Traditional stock markets have opening and closing times. Even most derivatives based on stocks trade during market hours. But tokenized stocks don't always follow these rhythms. If a U.S. stock closes at $130 on a Friday and a major event occurs on Saturday—like an earnings leak or a geopolitical event—the token might start reacting to it, even though the stock itself is static.
This allows investors and traders to factor in news that breaks when the stock market is closed.
The time difference only becomes an issue if the trading volume of tokenized stocks is significantly greater than the stock itself.
The futures market addresses this challenge through funding rates and margin adjustments. ETFs rely on authorized participants and arbitrage mechanisms to maintain price consistency. Tokenized stocks, at least so far, lack these systems. Prices can fluctuate. Liquidity may be insufficient. The link between the token and its reference asset still depends on trust in the issuer.
However, this level of trust varies. When Robinhood launched tokenized stocks of OpenAI and SpaceX in the EU, both companies denied any involvement. There was no coordination, no formal relationship.
This isn't to say that tokenized stocks are inherently problematic. But it's worth asking what you're buying in these cases. Is it exposure to a price, or a synthetic derivative with unclear rights and recourse?
The infrastructure behind these products also varies widely. Some are issued under a European framework. Others rely on smart contracts and offshore custodians. A few platforms, like Dinari, are trying a more regulated approach. Most are still testing the possible boundaries of the law.
In the United States, securities regulators haven't taken a definitive stance. The SEC's (Securities and Exchange Commission) attitude toward token sales and digital assets is clear, but the representation of tokenized traditional stocks remains a gray area. Platforms remain cautious. Robinhood, for example, chose to launch its product in the EU rather than its home market.

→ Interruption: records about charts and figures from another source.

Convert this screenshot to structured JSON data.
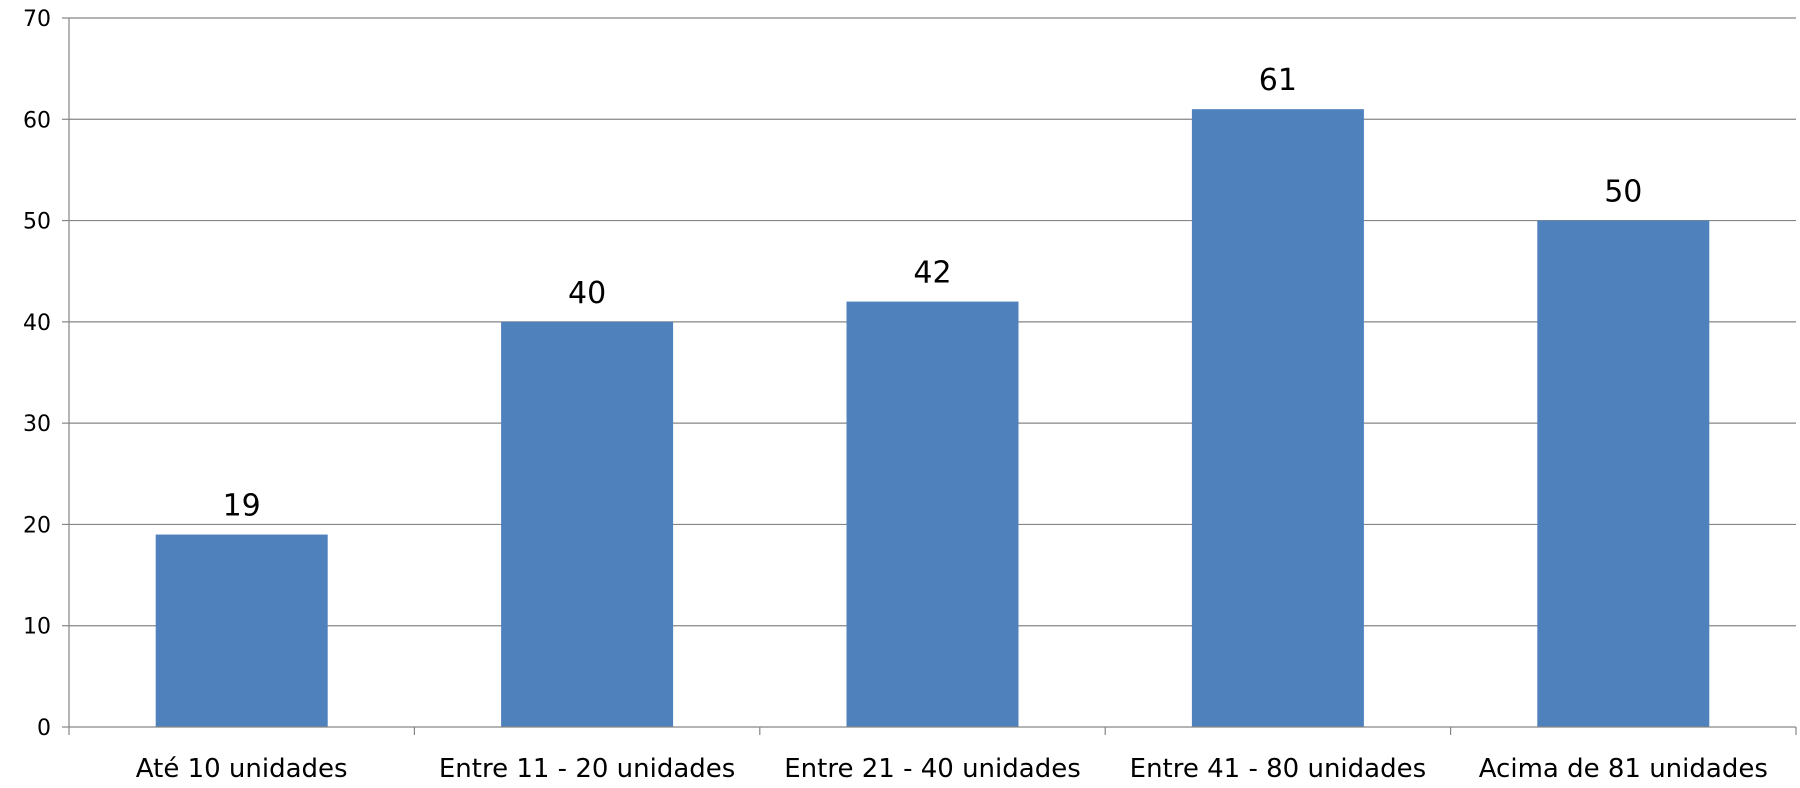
{
  "chart_data": {
    "type": "bar",
    "title": "",
    "xlabel": "",
    "ylabel": "",
    "categories": [
      "Até 10 unidades",
      "Entre 11 - 20 unidades",
      "Entre 21 - 40 unidades",
      "Entre 41 - 80 unidades",
      "Acima de 81 unidades"
    ],
    "values": [
      19,
      40,
      42,
      61,
      50
    ],
    "data_labels": [
      "19",
      "40",
      "42",
      "61",
      "50"
    ],
    "ylim": [
      0,
      70
    ],
    "yticks": [
      0,
      10,
      20,
      30,
      40,
      50,
      60,
      70
    ],
    "grid": true,
    "legend": "none",
    "bar_color": "#4F81BD",
    "grid_color": "#868686"
  }
}
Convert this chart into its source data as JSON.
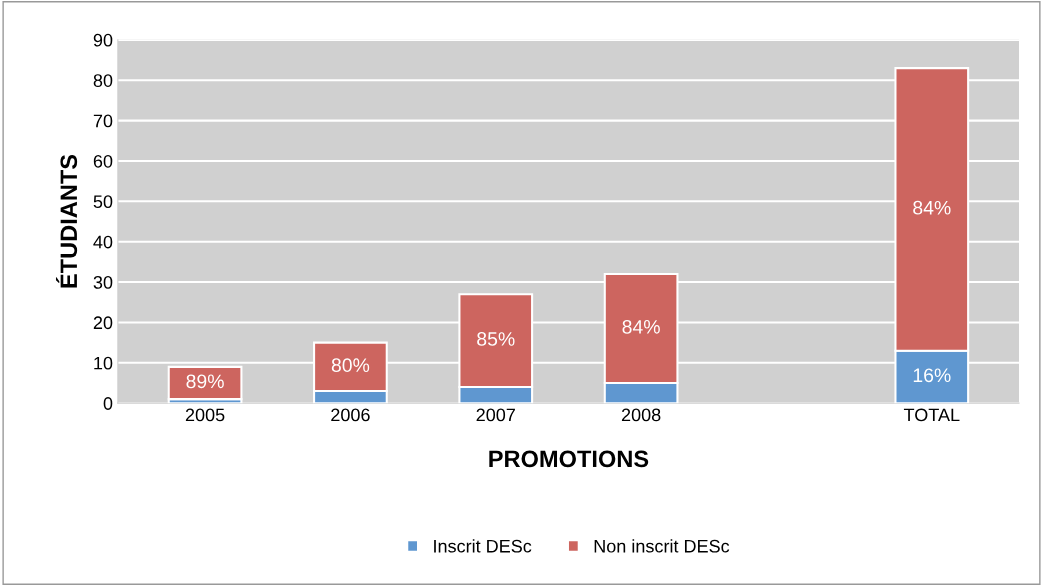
{
  "chart_data": {
    "type": "bar",
    "stacked": true,
    "xlabel": "PROMOTIONS",
    "ylabel": "ÉTUDIANTS",
    "categories": [
      "2005",
      "2006",
      "2007",
      "2008",
      null,
      "TOTAL"
    ],
    "series": [
      {
        "name": "Inscrit DESc",
        "color": "#5f97d0",
        "values": [
          1,
          3,
          4,
          5,
          null,
          13
        ]
      },
      {
        "name": "Non inscrit DESc",
        "color": "#cd655f",
        "values": [
          8,
          12,
          23,
          27,
          null,
          70
        ]
      }
    ],
    "annotations": [
      {
        "text": "89%",
        "x": "2005",
        "y": 9
      },
      {
        "text": "80%",
        "x": "2006",
        "y": 15
      },
      {
        "text": "85%",
        "x": "2007",
        "y": 27
      },
      {
        "text": "84%",
        "x": "2008",
        "y": 32
      },
      "84%",
      {
        "text": "16%",
        "x": "TOTAL",
        "y": 13
      }
    ],
    "ylim": [
      0,
      90
    ],
    "yticks": [
      0,
      10,
      20,
      30,
      40,
      50,
      60,
      70,
      80,
      90
    ],
    "grid": "y",
    "legend": "bottom"
  }
}
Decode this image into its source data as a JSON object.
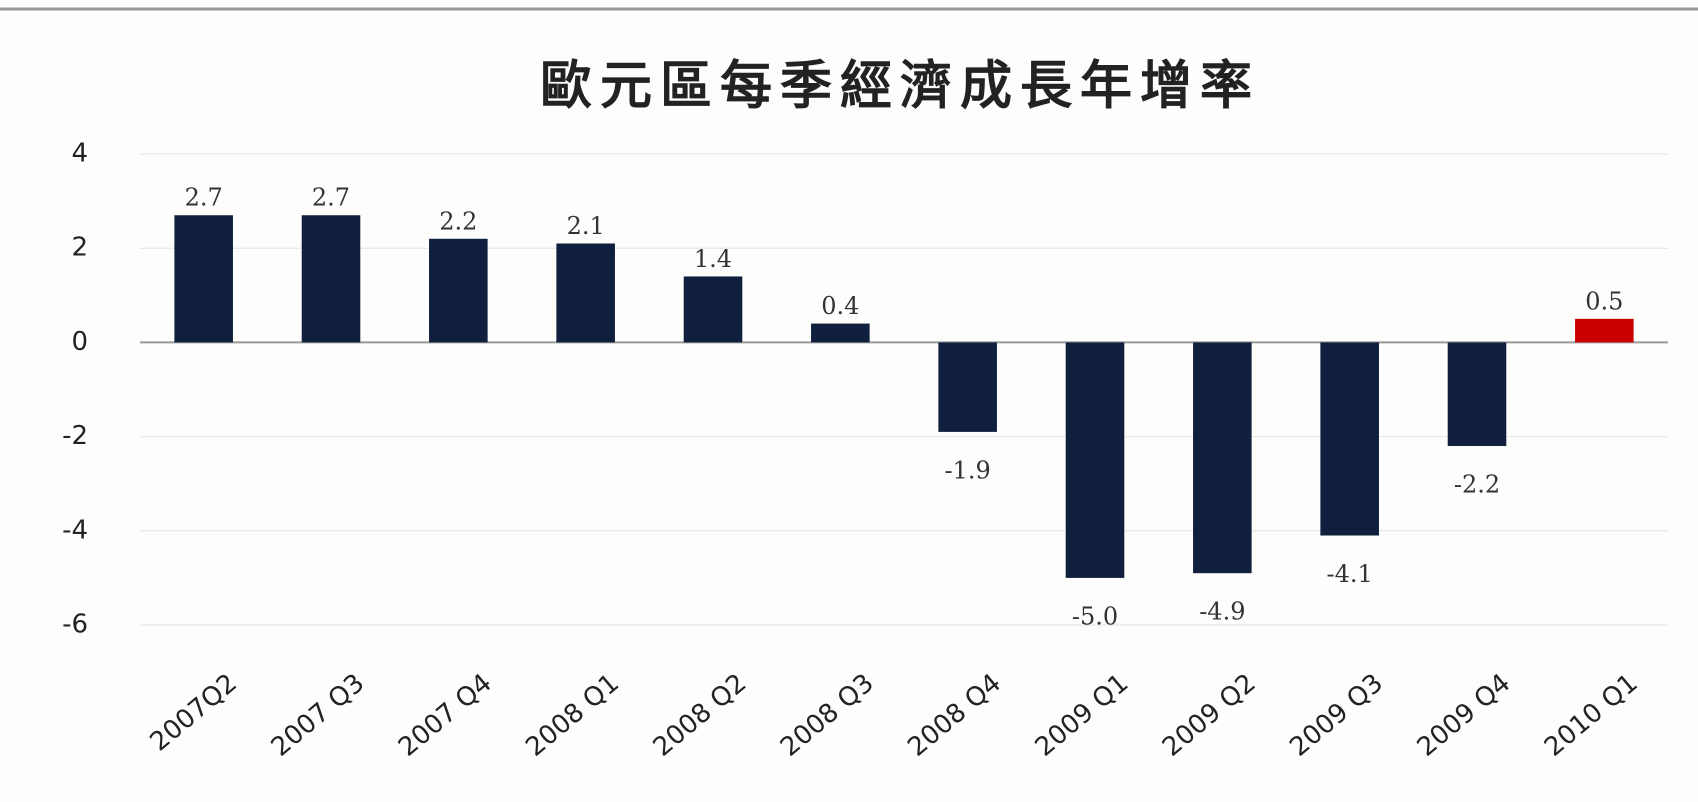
{
  "chart_data": {
    "type": "bar",
    "title": "歐元區每季經濟成長年增率",
    "categories": [
      "2007Q2",
      "2007 Q3",
      "2007 Q4",
      "2008 Q1",
      "2008 Q2",
      "2008 Q3",
      "2008 Q4",
      "2009 Q1",
      "2009 Q2",
      "2009 Q3",
      "2009 Q4",
      "2010 Q1"
    ],
    "values": [
      2.7,
      2.7,
      2.2,
      2.1,
      1.4,
      0.4,
      -1.9,
      -5.0,
      -4.9,
      -4.1,
      -2.2,
      0.5
    ],
    "value_labels": [
      "2.7",
      "2.7",
      "2.2",
      "2.1",
      "1.4",
      "0.4",
      "-1.9",
      "-5.0",
      "-4.9",
      "-4.1",
      "-2.2",
      "0.5"
    ],
    "colors": [
      "#0f1f3d",
      "#0f1f3d",
      "#0f1f3d",
      "#0f1f3d",
      "#0f1f3d",
      "#0f1f3d",
      "#0f1f3d",
      "#0f1f3d",
      "#0f1f3d",
      "#0f1f3d",
      "#0f1f3d",
      "#cc0000"
    ],
    "ylim": [
      -6,
      4
    ],
    "yticks": [
      4,
      2,
      0,
      -2,
      -4,
      -6
    ],
    "grid": true
  }
}
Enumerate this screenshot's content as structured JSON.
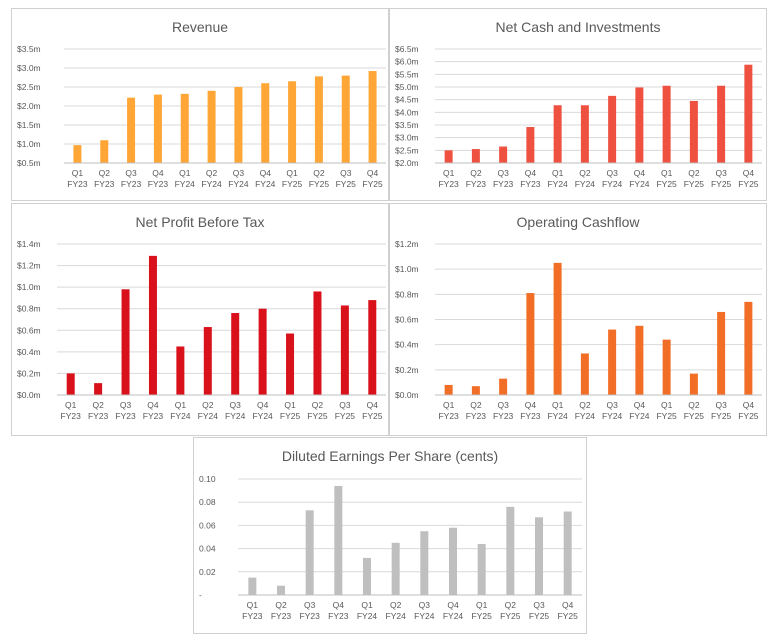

Even so, the demand is evident.
Republic has provided synthetic access to private companies like SpaceX. Backed Finance wraps public stocks and issues them on Solana. These attempts are nascent, but ongoing, and the supporting model behind them promises to address friction, not financing. Tokenized stock offerings may not improve the economics of ownership, because that's not what they're trying to do. They just want to simplify the participation experience. Perhaps.
And for retail investors, participation is often the most important thing.
In this sense, tokenized stocks aren't competing with stocks, but with the effort required to acquire them. If an investor can get targeted exposure to Nvidia with a few taps through an app that also holds their stablecoins, they may not care if the product is synthetic.
This preference is not new, though. Research on SPY suggests that packaging products can become a major market. The same is true of CFDs (Contracts for Difference), futures, options, and other derivatives, which began as tools for traders but eventually served a wider audience.
These derivatives often lead even the underlying assets. At the same time, they absorb market sentiment, reflecting fear or greed faster than the slower markets below.
Tokenized stocks may follow a similar path.
The infrastructure is still in its early stages. Liquidity is uneven. Regulatory transparency is lacking. But the underlying dynamic is evident: building a system that reflects assets, is more accessible, and good enough for people to participate in. If this representation can hold its form, more trading volume will flow through it. Eventually, it will no longer be a shadow, but a signal.
Nathan Most didn't set out to redefine the stock market. He saw inefficiencies and sought a smoother interface. Today's token issuers are doing the same thing. Only this time, the wrapper is a smart contract, not a fund structure.
It is worth watching whether these new packages can stand firm when the market becomes difficult.
They are not shares. They are not regulated products. They are tools of approximation. For many users, especially those far from traditional finance or in remote locations, this approximation may be enough.